- Although the capacity to generate selectable phenotypic variation has been treated largely from the perspectives of evolutionary genetics and molecular biology, a growing literature has emerged surrounding generic accounts of evolvability that appeal to abstract network properties, such as robustness, sparseness, and criticality. What empirical, theoretical, and conceptual barriers exist to integrating genetic and generic explanations of evolvability? What conflicting assumptions exist among different explanatory models?
- The capacity to generate selectable phenotypic variation has been treated largely from the perspective of evolutionary genetics and molecular cell biology, both of which emphasize different types of genetic explanatory approaches (Wagner and Zhang 2011; Kirschner and Gerhart 1998; Gerhart and Kirschner 2007). However, a growing literature has emerged surrounding generic explanations of evolvability that appeal to abstract network properties, such as robustness (Draghi et al. 2010; Kitano 2004; Wagner 2005), sparseness (Friedlander et al. 2013), and criticality (Torres-Sosa et al. 2012). Additionally, mathematically formulated mechanical models of developmental processes have been used to explain evolutionary patterns such as convergence (Chirat et al. 2013).

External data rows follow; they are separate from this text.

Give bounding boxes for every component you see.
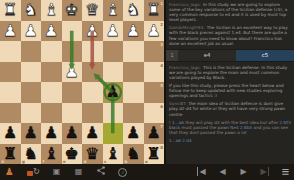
square-a2[interactable]: ♟2 (144, 21, 165, 42)
square-c3[interactable] (103, 41, 124, 62)
square-c8[interactable]: ♝c (103, 144, 124, 165)
square-e1[interactable]: ♚ (62, 0, 83, 21)
square-f1[interactable]: ♝ (41, 0, 62, 21)
white-knight-piece[interactable]: ♞ (123, 0, 144, 21)
square-f6[interactable] (41, 103, 62, 124)
study-comment: SonicBT:the main idea of Sicilian defenc… (169, 101, 291, 116)
pointer-tool-icon[interactable]: ♟ (5, 167, 14, 177)
first-move-icon[interactable]: ◀ (197, 167, 206, 177)
black-pawn-piece[interactable]: ♟ (0, 123, 21, 144)
study-comment: If you like this study, please press the… (169, 83, 291, 98)
square-a6[interactable]: 6 (144, 103, 165, 124)
rank-label: 1 (160, 1, 163, 6)
square-f5[interactable] (41, 82, 62, 103)
rank-label: 6 (160, 104, 163, 109)
variation-line[interactable]: ( 1...a6 they will play d4 with the best… (169, 120, 291, 135)
study-panel: Francisco_lago:In this study we are goin… (164, 0, 294, 164)
square-e4[interactable]: ♟ (62, 62, 83, 83)
menu-icon[interactable]: ≡ (281, 167, 290, 177)
sync-arrow-icon: ↻ (33, 166, 40, 176)
square-d4[interactable] (82, 62, 103, 83)
square-h5[interactable] (0, 82, 21, 103)
share-nodes-glyph (97, 166, 105, 175)
black-pawn-piece[interactable]: ♟ (21, 123, 42, 144)
square-g7[interactable]: ♟ (21, 123, 42, 144)
square-f8[interactable]: ♝f (41, 144, 62, 165)
white-pawn-piece[interactable]: ♟ (82, 21, 103, 42)
variation-line[interactable]: 1...a6 2.d4 (169, 138, 291, 143)
white-bishop-piece[interactable]: ♝ (103, 0, 124, 21)
square-e7[interactable]: ♟ (62, 123, 83, 144)
chapters-grid-icon[interactable]: ▦ (74, 167, 83, 177)
file-label: d (84, 159, 87, 164)
square-h1[interactable]: ♜ (0, 0, 21, 21)
black-pawn-piece[interactable]: ♟ (103, 82, 124, 103)
square-c2[interactable]: ♟ (103, 21, 124, 42)
black-pawn-piece[interactable]: ♟ (82, 123, 103, 144)
file-label: f (43, 159, 45, 164)
board-thumbnail-icon[interactable]: ▣ (52, 167, 61, 177)
square-h6[interactable] (0, 103, 21, 124)
black-pawn-piece[interactable]: ♟ (62, 123, 83, 144)
square-h3[interactable] (0, 41, 21, 62)
square-d7[interactable]: ♟ (82, 123, 103, 144)
square-b6[interactable] (123, 103, 144, 124)
previous-move-icon[interactable]: ◀ (218, 167, 227, 177)
white-pawn-piece[interactable]: ♟ (21, 21, 42, 42)
study-comment: Francisco_lago:This is the Sicilian defe… (169, 65, 291, 80)
square-g5[interactable] (21, 82, 42, 103)
white-pawn-piece[interactable]: ♟ (103, 21, 124, 42)
rank-label: 4 (160, 63, 163, 68)
square-b5[interactable] (123, 82, 144, 103)
white-pawn-piece[interactable]: ♟ (123, 21, 144, 42)
square-h7[interactable]: ♟ (0, 123, 21, 144)
black-pawn-piece[interactable]: ♟ (41, 123, 62, 144)
white-knight-piece[interactable]: ♞ (21, 0, 42, 21)
study-comment: GambitKnight94:The Sicilian is an excell… (169, 25, 291, 45)
square-b2[interactable]: ♟ (123, 21, 144, 42)
square-c6[interactable] (103, 103, 124, 124)
white-pawn-piece[interactable]: ♟ (41, 21, 62, 42)
square-h4[interactable] (0, 62, 21, 83)
file-label: h (2, 159, 5, 164)
square-a7[interactable]: ♟7 (144, 123, 165, 144)
square-d1[interactable]: ♛ (82, 0, 103, 21)
square-d2[interactable]: ♟ (82, 21, 103, 42)
white-bishop-piece[interactable]: ♝ (41, 0, 62, 21)
move-link[interactable]: 2.d4 (182, 138, 191, 143)
comment-text: If you like this study, please press the… (169, 83, 284, 98)
file-label: a (145, 159, 148, 164)
square-e2[interactable] (62, 21, 83, 42)
rank-label: 3 (160, 42, 163, 47)
white-pawn-piece[interactable]: ♟ (62, 62, 83, 83)
move-link[interactable]: 1...a6 (169, 138, 181, 143)
square-f4[interactable] (41, 62, 62, 83)
square-f7[interactable]: ♟ (41, 123, 62, 144)
rank-label: 7 (160, 124, 163, 129)
info-icon[interactable]: i (118, 168, 127, 177)
square-c5[interactable]: ♟ (103, 82, 124, 103)
square-a1[interactable]: ♜1 (144, 0, 165, 21)
square-g3[interactable] (21, 41, 42, 62)
next-move-icon[interactable]: ▶ (239, 167, 248, 177)
file-label: b (125, 159, 128, 164)
square-c1[interactable]: ♝ (103, 0, 124, 21)
lastmove-highlight (103, 123, 124, 144)
white-pawn-piece[interactable]: ♟ (0, 21, 21, 42)
square-a5[interactable]: 5 (144, 82, 165, 103)
black-pawn-piece[interactable]: ♟ (123, 123, 144, 144)
square-g2[interactable]: ♟ (21, 21, 42, 42)
square-g4[interactable] (21, 62, 42, 83)
square-e6[interactable] (62, 103, 83, 124)
square-e3[interactable] (62, 41, 83, 62)
square-a8[interactable]: ♜8a (144, 144, 165, 165)
white-queen-piece[interactable]: ♛ (82, 0, 103, 21)
last-move-icon[interactable]: ▶ (260, 167, 269, 177)
square-d3[interactable] (82, 41, 103, 62)
rank-label: 5 (160, 83, 163, 88)
square-d8[interactable]: ♛d (82, 144, 103, 165)
square-h8[interactable]: ♜h (0, 144, 21, 165)
square-f3[interactable] (41, 41, 62, 62)
square-c4[interactable] (103, 62, 124, 83)
file-label: g (22, 159, 25, 164)
square-e8[interactable]: ♚e (62, 144, 83, 165)
square-b8[interactable]: ♞b (123, 144, 144, 165)
square-h2[interactable]: ♟ (0, 21, 21, 42)
square-f2[interactable]: ♟ (41, 21, 62, 42)
chess-board[interactable]: ♜♞♝♚♛♝♞♜1♟♟♟♟♟♟♟23♟4♟56♟♟♟♟♟♟♟7♜h♞g♝f♚e♛… (0, 0, 164, 164)
square-g6[interactable] (21, 103, 42, 124)
white-king-piece[interactable]: ♚ (62, 0, 83, 21)
square-a4[interactable]: 4 (144, 62, 165, 83)
square-d6[interactable] (82, 103, 103, 124)
move-number: 1 (166, 50, 178, 61)
rank-label: 2 (160, 22, 163, 27)
move-list-row: 1 e4 c5 (166, 49, 294, 62)
rank-label: 8 (160, 145, 163, 150)
bottom-toolbar: ♟ ↻ ▣ ▦ i ◀ ◀ ▶ ▶ ≡ (0, 164, 294, 180)
square-b7[interactable]: ♟ (123, 123, 144, 144)
square-b3[interactable] (123, 41, 144, 62)
square-c7[interactable] (103, 123, 124, 144)
move-white-e4[interactable]: e4 (178, 50, 236, 61)
square-d5[interactable] (82, 82, 103, 103)
square-b1[interactable]: ♞ (123, 0, 144, 21)
study-comment: Francisco_lago:In this study we are goin… (169, 2, 291, 22)
square-g8[interactable]: ♞g (21, 144, 42, 165)
white-rook-piece[interactable]: ♜ (0, 0, 21, 21)
file-label: e (63, 159, 66, 164)
sync-square (27, 171, 33, 177)
sync-icon[interactable]: ↻ (27, 167, 39, 177)
share-icon[interactable] (96, 166, 105, 178)
square-b4[interactable] (123, 62, 144, 83)
square-e5[interactable] (62, 82, 83, 103)
square-a3[interactable]: 3 (144, 41, 165, 62)
file-label: c (104, 159, 106, 164)
move-black-c5-current[interactable]: c5 (236, 50, 294, 61)
square-g1[interactable]: ♞ (21, 0, 42, 21)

- Some have urged that selection cannot maintain the complex organization that we find in living systems, and that traits behave according to self-organizational dynamics and must be generic to survive (Kauffman 1993). Others argue that a population genetic perspective is essential and prevents facile appeals to natural selection when trying to explain complexity (Fernández and Lynch 2011; Lynch 2007). Still others try to combine a ubiquitous generic robustness at multiple levels and specific genetic properties to account for evolvability (Wagner 2005, 2011).

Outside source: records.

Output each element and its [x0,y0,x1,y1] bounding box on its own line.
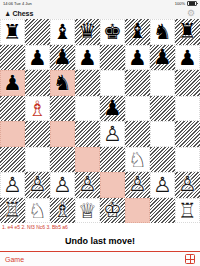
square-h7[interactable]: ♟ [175,45,200,71]
square-h5[interactable] [175,96,200,122]
square-h1[interactable]: ♖ [175,198,200,224]
black-queen-d8: ♛ [75,19,100,45]
square-e5[interactable]: ♟ [100,96,125,122]
square-e1[interactable]: ♔ [100,198,125,224]
square-f2[interactable]: ♙ [125,172,150,198]
square-f5[interactable] [125,96,150,122]
square-d2[interactable]: ♙ [75,172,100,198]
undo-button[interactable]: Undo last move! [0,236,200,246]
black-knight-g8: ♞ [151,20,174,44]
bottom-toolbar: Game [0,251,200,266]
square-h4[interactable] [175,121,200,147]
square-f3[interactable]: ♘ [125,147,150,173]
black-rook-h8: ♜ [175,19,200,45]
square-b7[interactable]: ♟ [25,45,50,71]
square-c6[interactable]: ♞ [50,70,75,96]
square-d5[interactable] [75,96,100,122]
square-g2[interactable]: ♙ [150,172,175,198]
square-e4[interactable]: ♙ [100,121,125,147]
square-e7[interactable] [100,45,125,71]
black-bishop-f8: ♝ [125,19,150,45]
square-c2[interactable]: ♙ [50,172,75,198]
square-f6[interactable] [125,70,150,96]
black-pawn-g7: ♟ [150,45,175,71]
battery-percent: 100% [175,0,185,7]
white-pawn-f2: ♙ [125,172,150,198]
square-a1[interactable]: ♖ [0,198,25,224]
chess-app-screen: 14:06 Tue 4 Jun 100% ♟ Chess ⚙ ♜♝♛♚♝♞♜♟♟… [0,0,200,266]
square-g3[interactable] [150,147,175,173]
square-h3[interactable] [175,147,200,173]
black-king-e8: ♚ [101,20,124,44]
square-g8[interactable]: ♞ [150,19,175,45]
square-e2[interactable] [100,172,125,198]
square-e6[interactable] [100,70,125,96]
square-a7[interactable] [0,45,25,71]
chess-board[interactable]: ♜♝♛♚♝♞♜♟♟♟♟♟♟♟♞♗♟♙♘♙♙♙♙♙♙♙♖♘♗♕♔♖ [0,19,200,223]
square-a6[interactable]: ♟ [0,70,25,96]
move-list: 1. e4 e5 2. Nf3 Nc6 3. Bb5 a6 [2,224,198,231]
square-b8[interactable] [25,19,50,45]
square-c5[interactable] [50,96,75,122]
game-menu-button[interactable]: Game [5,256,24,263]
black-knight-c6: ♞ [51,71,74,95]
square-c7[interactable]: ♟ [50,45,75,71]
square-d7[interactable]: ♟ [75,45,100,71]
black-pawn-c7: ♟ [50,45,75,71]
white-bishop-c1: ♗ [50,198,75,224]
white-pawn-b2: ♙ [25,172,50,198]
square-d1[interactable]: ♕ [75,198,100,224]
square-d3[interactable] [75,147,100,173]
square-h6[interactable] [175,70,200,96]
board-grid-icon[interactable] [185,254,195,264]
status-time: 14:06 Tue 4 Jun [3,0,32,7]
black-pawn-d7: ♟ [76,46,99,70]
white-king-e1: ♔ [100,198,125,224]
black-pawn-b7: ♟ [26,46,49,70]
square-c4[interactable] [50,121,75,147]
app-logo-icon: ♟ [5,10,10,17]
white-knight-b1: ♘ [26,199,49,223]
square-f8[interactable]: ♝ [125,19,150,45]
white-knight-f3: ♘ [126,148,149,172]
black-rook-a8: ♜ [1,20,24,44]
square-g5[interactable] [150,96,175,122]
square-b1[interactable]: ♘ [25,198,50,224]
page-title: Chess [12,10,33,17]
square-h2[interactable]: ♙ [175,172,200,198]
square-f7[interactable]: ♟ [125,45,150,71]
square-c3[interactable] [50,147,75,173]
black-pawn-e5: ♟ [100,96,125,122]
white-pawn-e4: ♙ [101,122,124,146]
white-pawn-c2: ♙ [51,173,74,197]
square-h8[interactable]: ♜ [175,19,200,45]
white-pawn-g2: ♙ [151,173,174,197]
square-g6[interactable] [150,70,175,96]
square-b3[interactable] [25,147,50,173]
square-d8[interactable]: ♛ [75,19,100,45]
square-a2[interactable]: ♙ [0,172,25,198]
white-pawn-h2: ♙ [175,172,200,198]
square-b4[interactable] [25,121,50,147]
square-a3[interactable] [0,147,25,173]
white-rook-a1: ♖ [0,198,25,224]
square-e3[interactable] [100,147,125,173]
white-queen-d1: ♕ [76,199,99,223]
square-d4[interactable] [75,121,100,147]
black-bishop-c8: ♝ [51,20,74,44]
square-g7[interactable]: ♟ [150,45,175,71]
square-a4[interactable] [0,121,25,147]
square-b2[interactable]: ♙ [25,172,50,198]
square-a8[interactable]: ♜ [0,19,25,45]
white-pawn-d2: ♙ [75,172,100,198]
square-g1[interactable] [150,198,175,224]
square-g4[interactable] [150,121,175,147]
square-e8[interactable]: ♚ [100,19,125,45]
square-f1[interactable] [125,198,150,224]
white-pawn-a2: ♙ [1,173,24,197]
nav-bar: ♟ Chess ⚙ [0,7,200,19]
settings-gear-icon[interactable]: ⚙ [187,8,195,18]
white-rook-h1: ♖ [176,199,199,223]
square-b6[interactable] [25,70,50,96]
square-d6[interactable] [75,70,100,96]
battery-icon [187,1,197,7]
status-bar: 14:06 Tue 4 Jun 100% [0,0,200,7]
square-b5[interactable]: ♗ [25,96,50,122]
square-f4[interactable] [125,121,150,147]
black-pawn-f7: ♟ [126,46,149,70]
black-pawn-a6: ♟ [1,71,24,95]
white-bishop-b5: ♗ [26,97,49,121]
square-c1[interactable]: ♗ [50,198,75,224]
square-a5[interactable] [0,96,25,122]
black-pawn-h7: ♟ [176,46,199,70]
square-c8[interactable]: ♝ [50,19,75,45]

- At least three factors act as obstacles to progress in explanatory integration: (1) a polarization of generic and genetic approaches to evolvability; (2) a tendency to concentrate on one or a small subset of genetic or generic properties as more important in understanding evolvability; and, (3) the lack of comparison between models to expose conflicting assumptions within and between genetic and generic approaches.

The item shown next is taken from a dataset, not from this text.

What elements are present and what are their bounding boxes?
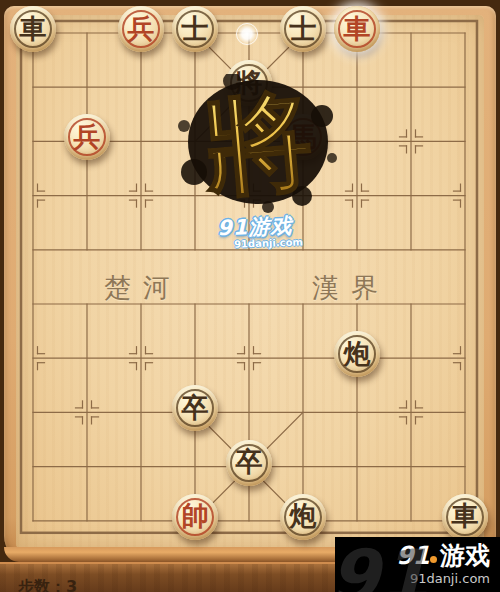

- This workshop addresses research questions such as: What aspects of evolvability are explained genetically? Generically? What are the best examples of each type of explanation in isolation? Are there examples of integrated explanations involving genetic and generic approaches? If so, what are their characteristics? Are they successful? What empirical, theoretical, and conceptual barriers exist to integrating genetic and generic explanations of evolvability? What conflicting assumptions exist among different explanatory models?